Komisi Pemberantasan Korupsi (KPK) mengingatkan batas waktu penyampaian Laporan Harta Kekayaan Penyelenggara Negara (LHKPN) periodik untuk tahun pelaporan 2020 yaitu 31 Maret 2021 atau sekitar 7 hari lagi.

Untuk itu, KPK mengimbau kepada Penyelenggara Negara (PN) yang belum melaporkan kekayaannya agar segera menyampaikan.

Berdasarkan aplikasi e-LHKPN per tanggal 23 Maret 2021 secara nasional KPK telah menerima 308.840 LHKPN dari total 378.461 wajib lapor (WL) atau 81,60 persen. Sisanya masih ada 69.621 WL yang belum menyampaikan.

Rinciannya adalah Bidang Eksekutif tercatat 82,35 persen dari total 306.525 WL yang telah melaporkan.

Bidang Yudikatif tercatat 96,70 persen dari total 19.783 WL. Bidang Legislatif yaitu 55,69 persen dari total 20.135 WL. Dan, dari BUMN/D tercatat 81,45 persen dari total 32.018 WL.

Sejak diluncurkan pada 2017, aplikasi eLHKPN memungkinkan bagi PN untuk melakukan pengisian dan penyampaian laporan kekayaannya secara elektronik kapan saja dan dari mana saja.

Saat ini seluruh WL juga telah memiliki akun pada aplikasi eLHKPN. Sehingga, KPK memandang tidak ada alasan bagi PN untuk tidak menyampaikan laporan kekayaannya secara elektronik sebelum batas waktu.
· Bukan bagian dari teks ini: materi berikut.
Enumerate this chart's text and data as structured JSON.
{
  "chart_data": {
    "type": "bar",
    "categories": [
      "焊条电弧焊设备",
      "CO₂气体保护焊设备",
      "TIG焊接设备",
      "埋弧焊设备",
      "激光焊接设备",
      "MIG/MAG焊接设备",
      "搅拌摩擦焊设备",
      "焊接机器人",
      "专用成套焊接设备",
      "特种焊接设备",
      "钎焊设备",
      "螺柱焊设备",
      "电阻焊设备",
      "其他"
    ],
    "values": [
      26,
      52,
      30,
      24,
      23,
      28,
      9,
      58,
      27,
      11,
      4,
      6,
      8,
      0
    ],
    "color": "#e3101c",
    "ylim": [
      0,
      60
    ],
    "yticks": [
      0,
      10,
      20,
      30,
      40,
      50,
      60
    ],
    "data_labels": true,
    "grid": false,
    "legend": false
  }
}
Selain itu, KPK juga mengingatkan agar PN melaporkan harta kekayaannya secara jujur, benar dan lengkap. Sesuai dengan Peraturan KPK No 2 tahun 2020 tentang perubahan atas Peraturan KPK No 7 tahun 2016 tentang Tata Cara Pendaftaran, Pengumuman, dan Pemeriksaan Harta Kekayaan Penyelenggara Negara, maka hanya LHKPN yang terverifikasi lengkap yang akan diumumkan.

Melaporkan harta kekayaan merupakan kewajiban bagi setiap PN sesuai amanah pasal 5 ayat 2 dan 3 Undang-undang No 28 tahun 1999 tentang Penyelenggaraan Negara Yang Bersih Dan Bebas Dari Korupsi, Kolusi, Dan Nepotisme.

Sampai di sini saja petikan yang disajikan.